Ивашев в ужасе доказывал, что не имеет голоса и вовсе не знает нот, но ничто не помогло; во время службы он орал, что придет в голову, и тем доставил, видимо, совершенное удовольствие своему патрону.
В период итальянской кампании Суворов приказал одному провинившемуся генералу надеть солдатскую форму и стать с полной выкладкой на два часа перед его палаткой.
Но все это было несерьезно; это походило на капризы и гнев ребенка. В серьезных случаях Суворов, напротив, проявлял неизменную снисходительность. Он почти никогда не отдавал под суд; одного своего офицера, проигравшего в Варшаве казенные деньги, он не только не привлек к суду, но уплатил за него растраченную сумму; когда Павел I хотел сместить генерала Розенберга, потерпевшего по собственной оплошности поражение при Бассиньяно, Суворов заступился за Розенберга.
— Заранее учись прощать ошибки других и не прощай никогда собственных, — часто повторял он.
Окружающие знали его отходчивость, доверчивость и житейскую неопытность и часто использовали их в своих интересах. Управители обкрадывали его или разоряли своей леностью и небрежностью; ад’ютанты опутывали его сетью взаимных интриг, подсказывали ему пристрастное распределение наград, играли на всех его слабых струнах, благоразумно не вторгаясь только в чисто военную сферу, где, как им было известно, полководец не терпел ничьего вмешательства.

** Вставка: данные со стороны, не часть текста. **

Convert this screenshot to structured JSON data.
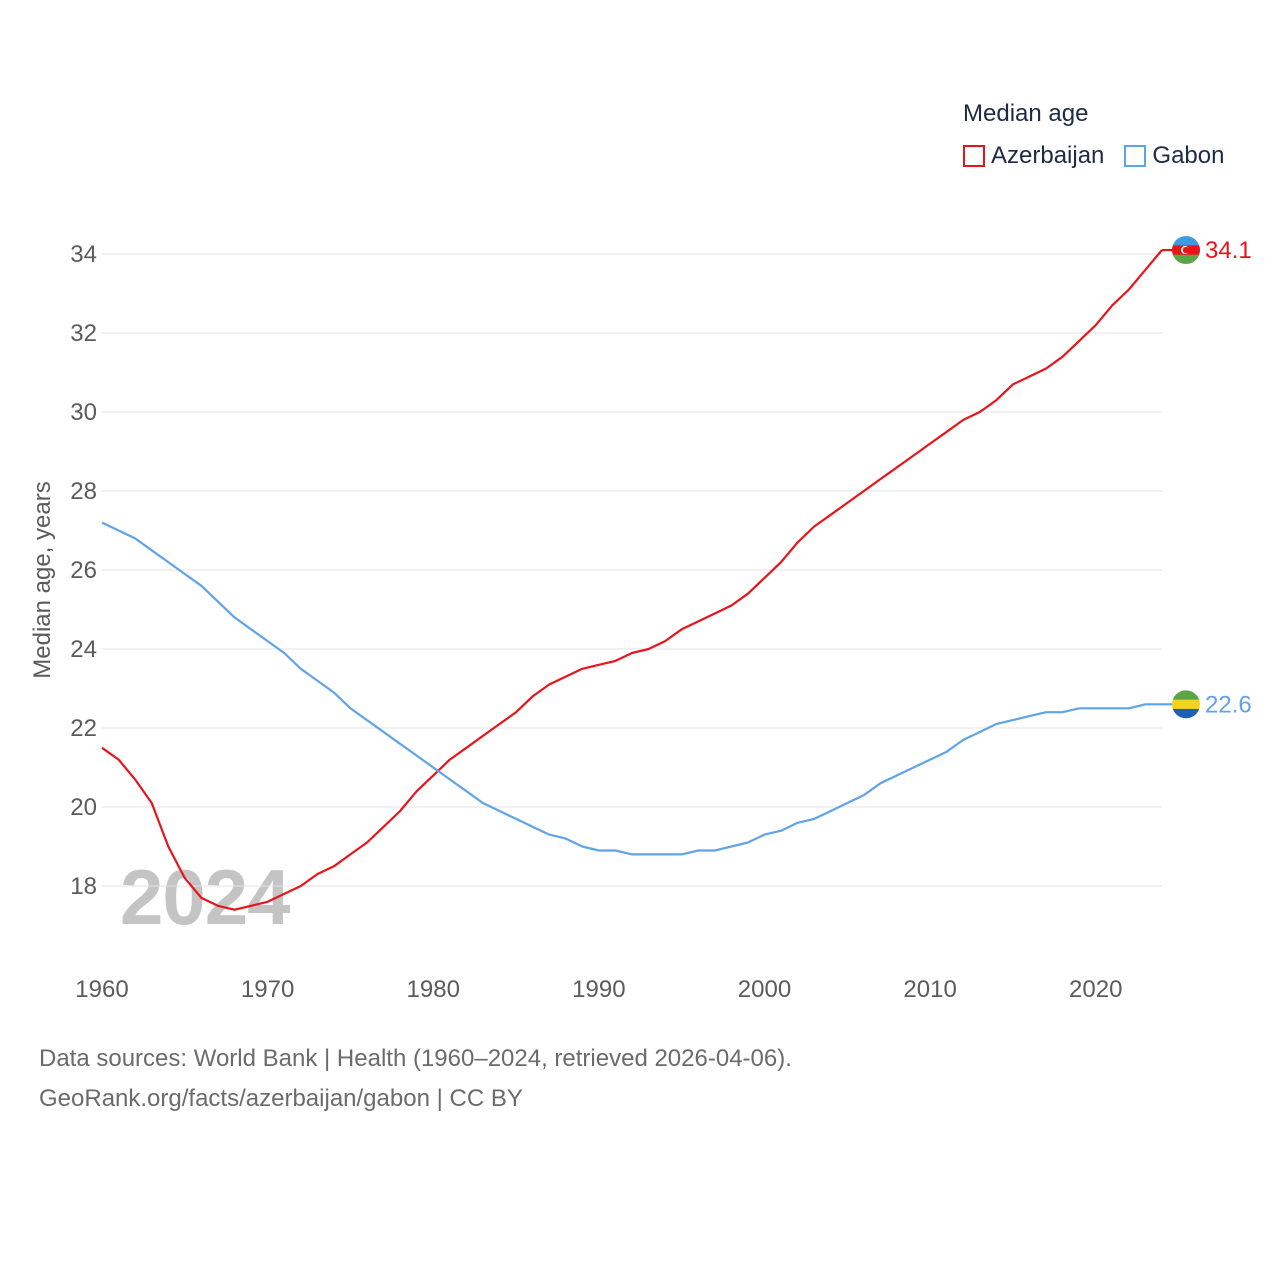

Вряд ли Суворов не замечал всех ухищрений и плутней, разыгрывавшихся вокруг него. Скорее всего, он просто не придавал им значения, не считал их достойными того, чтобы отвлекаться ради них от военных дел. Иногда он наблюдал за ними с добродушным любопытством. Его управляющий, Матвеич, задержал однажды отсылку коровы, чтобы пользоваться молоком; в другой раз он же долго не отправлял лошадей. Суворов напомнил ему о лошадях — «ведь от них молока нет».
Характерным, во всем проявлявшимся свойством его была безыскусственная простота; ни при каких обстоятельствах его не покидал его подлинный демократизм. Об’езжая в скромной повозке пограничные крепости Финляндии, он встретился с мчавшимся фельд’егерем. Не узнав в бедно одетом старичке знаменитого графа Суворова, тот гаркнул, что-то и хлестнул графа нагайкой. Ад’ютант в бешенстве хотел остановить фельд’егеря, но Суворов закрыл ему рот рукою:
— Тише! Курьер, помилуй бог, дело великое.
Много раз высказывалось — особенно иностранными писателями — удивление, как мог Суворов, при его независимом и гордом нраве, униженно вести себя со своими начальниками (Румянцевым и Потемкиным). Здесь явное недоразумение. Правда, что он непрочь был «воскурить фимиам», но это курение в значительной степени проистекло из обычаев XVIII века. Самоуничижительная форма обращения была в ту эпоху обычной. Екатерина II отменила подпись «раб», которую ставили в конце письма перед своим именем. Недалеко еще было то время, когда принято было, подражая цветистой и лукавой восточней манере, называть себя «холопом» и подписываться только уничижительным именем. Этот патриархальный обычай наложил свой отпечаток на Суворова. Очень характерно письмо, отправленное им секретарю князя Потемкина, Попову, когда юный сын Суворова ездил представляться могущественному фавориту. «Посылаю при сем моего мальчика. Представьте его светлейшему князю, повелите ему, чтобы он его светлости пониже поклонился и, ежели может быть удостоен, поцеловал бы его руку. Доколе Жан-Жаком[55] мы опрокинуты не были, целовали мы у стариков только полу».